I’d bought a pearl-handled fan at a wharfside stall. Expensive though it was, I’d learned at Cyprian House just how efficacious a fan can be when dealing with men whom one must approach (as a woman) alone, and without benefit of introduction. Of course, if it’s the man who approaches the woman, the fan must be fluttered in accord with a wholly different set of rules, and one can be less coy than I was, then, saying, to a stevedore who, despite his bulk, was whistling the gentlest of airs, one whose words, I knew, were English:
“Sir…Sir?” Speaking the word a second time, I curled it at its end, the way one curls a ribbon with a blade to render it a bow. When this furthered my cause not at all, I made so bold as to snap tight the fan and with it tap, tap, tap at his muscled back; his shoulder, more precisely, which already he’d bent toward a barrel on which was written, or stenciled, characters I could not read. Had any of the Cyprians been present to see me at my game, they’d have descended into hysterics; for here was harlotry, the which I quickly fled, saying, pathetically:
“Please, oh please, sir, do say you speak English.”
He said nothing. But when finally he smiled, I redoubled my efforts, smiling up at him—up, I say, as I’d taken care to choose a man taller than myself: No mean feat, this, but a necessary one, as shorter men sometimes grow skittish when made to look up to a woman—and I began to spin a story the particulars of which are of no import now. The gist was this: What ships had left in the last half day, and which were preparing to leave in the next?
Saying nothing, the stevedore returned to his barrels; which now I saw bore alliterative labels in Roman script as well as those characters I’d seen earlier. Pepper. Poivre, they read, Palau-Penang.
I repeated myself. I pressed. Finally, flinging a fleshy finger outward—as one would fling scraps to a cur—he directed me toward a house, nay a hut, a shingled lean-to over the open door of which there hung a sign: Port-Master. This I approached, leaving no thanks in my wake.

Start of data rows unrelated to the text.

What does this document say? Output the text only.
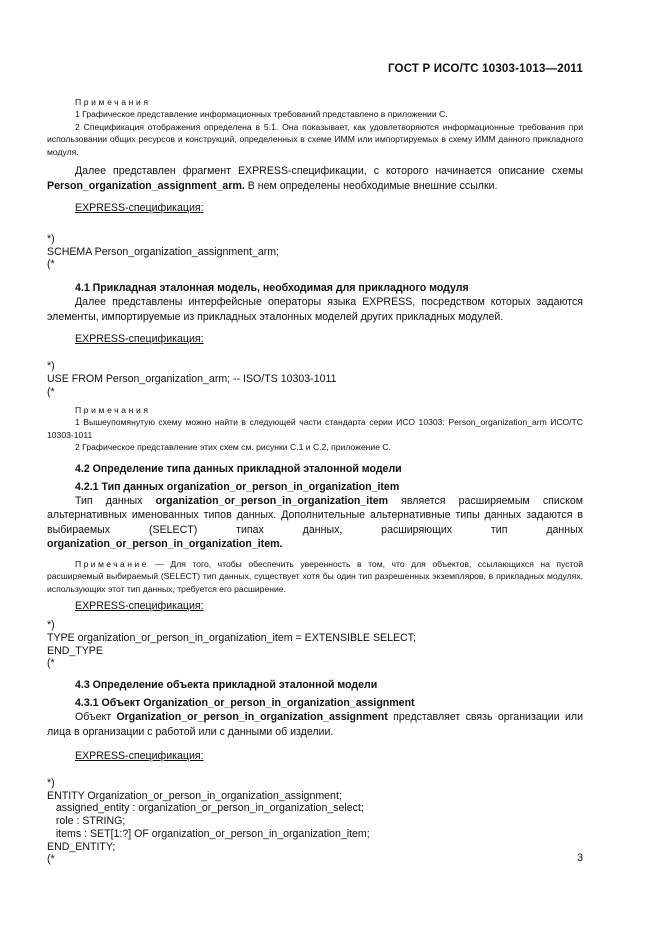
ГОСТ Р ИСО/ТС 10303-1013—2011

Примечания

1 Графическое представление информационных требований представлено в приложении С.

2 Спецификация отображения определена в 5.1. Она показывает, как удовлетворяются информационные требования при использовании общих ресурсов и конструкций, определенных в схеме ИММ или импортируемых в схему ИММ данного прикладного модуля.

Далее представлен фрагмент EXPRESS-спецификации, с которого начинается описание схемы Person_organization_assignment_arm. В нем определены необходимые внешние ссылки.

EXPRESS-спецификация:

*)
SCHEMA Person_organization_assignment_arm;
(*

4.1 Прикладная эталонная модель, необходимая для прикладного модуля

Далее представлены интерфейсные операторы языка EXPRESS, посредством которых задаются элементы, импортируемые из прикладных эталонных моделей других прикладных модулей.

EXPRESS-спецификация:

*)
USE FROM Person_organization_arm; -- ISO/TS 10303-1011
(*

Примечания

1 Вышеупомянутую схему можно найти в следующей части стандарта серии ИСО 10303: Person_organization_arm ИСО/ТС 10303-1011

2 Графическое представление этих схем см. рисунки С.1 и С.2, приложение С.

4.2 Определение типа данных прикладной эталонной модели

4.2.1 Тип данных organization_or_person_in_organization_item

Тип данных organization_or_person_in_organization_item является расширяемым списком альтернативных именованных типов данных. Дополнительные альтернативные типы данных задаются в выбираемых (SELECT) типах данных, расширяющих тип данных organization_or_person_in_organization_item.

Примечание — Для того, чтобы обеспечить уверенность в том, что для объектов, ссылающихся на пустой расширяемый выбираемый (SELECT) тип данных, существует хотя бы один тип разрешенных экземпляров, в прикладных модулях, использующих этот тип данных, требуется его расширение.

EXPRESS-спецификация:

*)
TYPE organization_or_person_in_organization_item = EXTENSIBLE SELECT;
END_TYPE
(*

4.3 Определение объекта прикладной эталонной модели

4.3.1 Объект Organization_or_person_in_organization_assignment

Объект Organization_or_person_in_organization_assignment представляет связь организации или лица в организации с работой или с данными об изделии.

EXPRESS-спецификация:

*)
ENTITY Organization_or_person_in_organization_assignment;
assigned_entity : organization_or_person_in_organization_select;
role : STRING;
items : SET[1:?] OF organization_or_person_in_organization_item;
END_ENTITY;
(*	3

Therein I found not the port-master but rather some fat, jowly minion of his from whom I learned the disheartening fact—muttered in a Spanish slurred by the tobacco he chewed, and showily spat—that nearly two thousand ships put in at Havana in a given year. “Señor,” said I, in Spanish—and only when angered can one truly gauge one’s knowledge of a studied tongue—“I am not interested in the traffic of this or any other year. I am interested in ships that may have sailed in the last twelve hours, as well as those readying to sail as we speak.”
In truth, I cared little about the ships soon to sail; for already I knew it: Calixto had sailed. Witch’s or woman’s intuition? I cannot say; but as I benefited from both, and sometimes a bit of Sight, en plus, my suppositions were rarely wrong. He’d sailed, yes. The questions, then, were these: With whom? To where? And when oh when would he return?